Myocardial extracellular volume fraction (Ve) measures from myocardial and blood pool T1 data quantify diffuse fibrosis (Flett, 2010) not detectable by conventional late gadolinium (Gd) enhancement, but require steady state equilibrium between plasma and interstitium. While a bolus with a lengthy infusion produces steady state for Ve measures, it is unclear whether a Gd contrast bolus alone (e.g., Broberg, 2010) is sufficient. Given the relatively slow clearance of Gd, we hypothesized that a simple bolus accurately measures Ve, thus facilitating integration of Ve measurement into CMR workflow routines.
In 10 diverse volunteers (ages 20-81, median 33 yr), we compared serial Ve measures from two scans: first, during a constant infusion (0.1 mmol/kg bolus followed by 0.1 mmol/kg diluted in 200mL saline, 200 mL/hr infusion, x1hr), and second, 12-50 min after a bolus (0.2 mmol/kg) on another day. Ve data from a diastolic short axis slice were computed as described by Jerosch-Herold (2008). Steady state during infusion was defined when blood and myocardial T1 varied <5%. We measured T1 on a 1.5 T Siemens scanner using a single-shot modified Look Locker inversion recovery research sequence (MOLLI), similar to Messroghli (2007). Pre-contrast (longer) T1 values were measured with 2 RF pulses and 5+1 heart beat sampling scheme, and post-contrast (shorter) T1 measures used 3 RF pulses and 4+2+1 sampling scheme with at least 1-2 dummy beats separating RF pulses from preceding SSFP readout. At fast or slow heart rates (65-95 bpm) we validated this technique using CuSO4-Agar phantoms with similar T1 and T2 of myocardium/blood, pre- and post-Gd as measured by spin echo inversion recovery (T1) and saturation recovery (T2), 1 k-space line/RF pulse, TR=15 s. MOLLI and spin echo T1 measures (n=210) correlated well (slopes >0.95; p=NS vs. unity) without bias on Bland-Altman plots. Infusion vs. bolus Ve measures (n=205) across subjects were compared with generalized estimating equations with exchangeable correlation matrices for serial measures.

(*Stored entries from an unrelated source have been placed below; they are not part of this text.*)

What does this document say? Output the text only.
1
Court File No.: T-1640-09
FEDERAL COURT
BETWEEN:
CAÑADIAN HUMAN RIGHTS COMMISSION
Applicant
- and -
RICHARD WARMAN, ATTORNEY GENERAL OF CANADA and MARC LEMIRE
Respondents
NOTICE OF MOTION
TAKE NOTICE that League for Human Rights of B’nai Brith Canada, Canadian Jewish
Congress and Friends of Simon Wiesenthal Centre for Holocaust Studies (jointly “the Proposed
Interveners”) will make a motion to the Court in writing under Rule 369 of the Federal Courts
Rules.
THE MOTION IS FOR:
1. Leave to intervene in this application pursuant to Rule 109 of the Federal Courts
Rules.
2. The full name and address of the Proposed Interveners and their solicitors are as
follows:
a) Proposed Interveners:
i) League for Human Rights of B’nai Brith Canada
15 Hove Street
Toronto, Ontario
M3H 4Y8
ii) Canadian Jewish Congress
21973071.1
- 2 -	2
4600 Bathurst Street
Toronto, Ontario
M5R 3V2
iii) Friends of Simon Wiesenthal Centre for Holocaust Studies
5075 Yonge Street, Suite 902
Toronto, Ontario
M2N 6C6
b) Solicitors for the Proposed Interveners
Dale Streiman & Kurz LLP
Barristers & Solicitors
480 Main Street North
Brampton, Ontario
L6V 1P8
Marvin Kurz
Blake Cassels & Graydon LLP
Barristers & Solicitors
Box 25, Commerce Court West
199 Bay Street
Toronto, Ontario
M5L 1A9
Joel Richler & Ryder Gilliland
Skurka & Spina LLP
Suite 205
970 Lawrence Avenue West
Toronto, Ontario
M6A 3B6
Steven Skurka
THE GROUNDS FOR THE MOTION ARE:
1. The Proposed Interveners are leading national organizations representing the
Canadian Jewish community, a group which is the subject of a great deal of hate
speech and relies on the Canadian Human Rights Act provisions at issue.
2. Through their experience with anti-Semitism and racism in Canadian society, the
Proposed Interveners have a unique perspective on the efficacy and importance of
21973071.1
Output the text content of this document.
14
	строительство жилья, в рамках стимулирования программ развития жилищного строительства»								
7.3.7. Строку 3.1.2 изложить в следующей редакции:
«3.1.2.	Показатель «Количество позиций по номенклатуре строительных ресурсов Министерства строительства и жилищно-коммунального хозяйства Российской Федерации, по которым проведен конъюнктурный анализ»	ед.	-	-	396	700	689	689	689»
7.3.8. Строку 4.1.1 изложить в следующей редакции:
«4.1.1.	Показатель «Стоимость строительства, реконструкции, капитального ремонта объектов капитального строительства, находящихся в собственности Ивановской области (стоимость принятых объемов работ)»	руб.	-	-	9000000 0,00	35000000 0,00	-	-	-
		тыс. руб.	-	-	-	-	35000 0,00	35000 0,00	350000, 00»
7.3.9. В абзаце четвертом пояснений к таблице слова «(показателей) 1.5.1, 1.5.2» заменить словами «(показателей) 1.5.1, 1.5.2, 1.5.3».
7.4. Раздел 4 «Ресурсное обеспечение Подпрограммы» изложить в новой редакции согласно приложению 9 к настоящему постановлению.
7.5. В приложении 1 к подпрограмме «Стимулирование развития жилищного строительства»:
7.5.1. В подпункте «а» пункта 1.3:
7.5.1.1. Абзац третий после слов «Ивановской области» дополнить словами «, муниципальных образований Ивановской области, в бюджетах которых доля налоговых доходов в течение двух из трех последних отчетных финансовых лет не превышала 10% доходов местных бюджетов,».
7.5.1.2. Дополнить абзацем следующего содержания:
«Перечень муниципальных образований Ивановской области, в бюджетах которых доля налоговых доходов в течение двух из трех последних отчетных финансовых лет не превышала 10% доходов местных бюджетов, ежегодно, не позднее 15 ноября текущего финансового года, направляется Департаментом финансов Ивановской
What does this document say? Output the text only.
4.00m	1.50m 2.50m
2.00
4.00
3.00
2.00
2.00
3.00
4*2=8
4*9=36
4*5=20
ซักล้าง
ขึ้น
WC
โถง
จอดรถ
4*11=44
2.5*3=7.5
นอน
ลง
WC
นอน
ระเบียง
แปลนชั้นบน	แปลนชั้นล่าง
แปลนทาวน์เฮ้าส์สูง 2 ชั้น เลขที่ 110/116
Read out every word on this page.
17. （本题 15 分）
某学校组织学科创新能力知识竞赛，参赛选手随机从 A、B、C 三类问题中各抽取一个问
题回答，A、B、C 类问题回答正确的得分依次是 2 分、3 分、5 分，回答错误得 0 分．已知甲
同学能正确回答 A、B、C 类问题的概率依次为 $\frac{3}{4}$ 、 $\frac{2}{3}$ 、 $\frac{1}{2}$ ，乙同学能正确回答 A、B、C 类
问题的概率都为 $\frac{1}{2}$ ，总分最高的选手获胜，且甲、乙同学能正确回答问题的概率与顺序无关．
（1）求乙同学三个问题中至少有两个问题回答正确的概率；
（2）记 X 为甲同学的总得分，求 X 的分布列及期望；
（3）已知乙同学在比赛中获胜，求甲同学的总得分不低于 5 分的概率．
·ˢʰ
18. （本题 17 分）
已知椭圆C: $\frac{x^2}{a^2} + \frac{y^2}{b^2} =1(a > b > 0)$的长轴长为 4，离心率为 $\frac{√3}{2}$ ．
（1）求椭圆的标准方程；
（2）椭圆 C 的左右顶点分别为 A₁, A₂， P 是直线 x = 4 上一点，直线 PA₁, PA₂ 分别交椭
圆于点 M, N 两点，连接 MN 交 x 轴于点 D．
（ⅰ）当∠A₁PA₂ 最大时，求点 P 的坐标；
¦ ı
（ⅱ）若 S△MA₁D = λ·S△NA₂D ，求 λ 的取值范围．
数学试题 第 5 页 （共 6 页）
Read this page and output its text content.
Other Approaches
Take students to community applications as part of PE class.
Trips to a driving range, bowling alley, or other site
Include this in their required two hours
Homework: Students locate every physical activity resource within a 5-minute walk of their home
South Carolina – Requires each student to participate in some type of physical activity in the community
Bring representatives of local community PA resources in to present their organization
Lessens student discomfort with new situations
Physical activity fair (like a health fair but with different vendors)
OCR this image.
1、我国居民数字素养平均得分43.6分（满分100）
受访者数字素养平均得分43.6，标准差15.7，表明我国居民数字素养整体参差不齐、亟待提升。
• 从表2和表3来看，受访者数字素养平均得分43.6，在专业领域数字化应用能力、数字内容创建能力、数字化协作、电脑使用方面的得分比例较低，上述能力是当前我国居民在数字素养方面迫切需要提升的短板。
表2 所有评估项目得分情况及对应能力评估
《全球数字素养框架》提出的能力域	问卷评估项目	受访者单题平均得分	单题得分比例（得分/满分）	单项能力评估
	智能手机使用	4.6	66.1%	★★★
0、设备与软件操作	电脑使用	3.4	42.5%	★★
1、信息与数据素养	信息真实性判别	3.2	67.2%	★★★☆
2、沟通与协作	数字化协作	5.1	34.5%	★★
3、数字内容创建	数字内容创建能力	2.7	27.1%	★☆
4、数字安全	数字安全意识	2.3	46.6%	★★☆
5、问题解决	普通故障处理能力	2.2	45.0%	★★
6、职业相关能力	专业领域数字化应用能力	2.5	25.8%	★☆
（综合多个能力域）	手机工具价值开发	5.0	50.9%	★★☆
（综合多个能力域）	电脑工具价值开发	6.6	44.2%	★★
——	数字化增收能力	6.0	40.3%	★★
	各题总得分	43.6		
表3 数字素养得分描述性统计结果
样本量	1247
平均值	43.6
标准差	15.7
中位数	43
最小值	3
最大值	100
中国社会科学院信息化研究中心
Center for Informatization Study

By infusion, the Ve range was 19.3-29.2% with a SD<=0.9% for repeated measures (n=110) in the 10 subjects. By bolus, the Ve range was 17.4-29.1%, with a SD<=1.3% for the repeated measures (n=95). Serial Ve measures by bolus or infusion did not differ significantly (delta=0.2%, p=0.20).
Serial Ve measures from either an intravenous bolus or infusion did not differ significantly in a diverse sample of volunteers. Myocardial Ve can be measured reliably and accurately 12-50 minutes after a simple 0.2 mmol/kg bolus.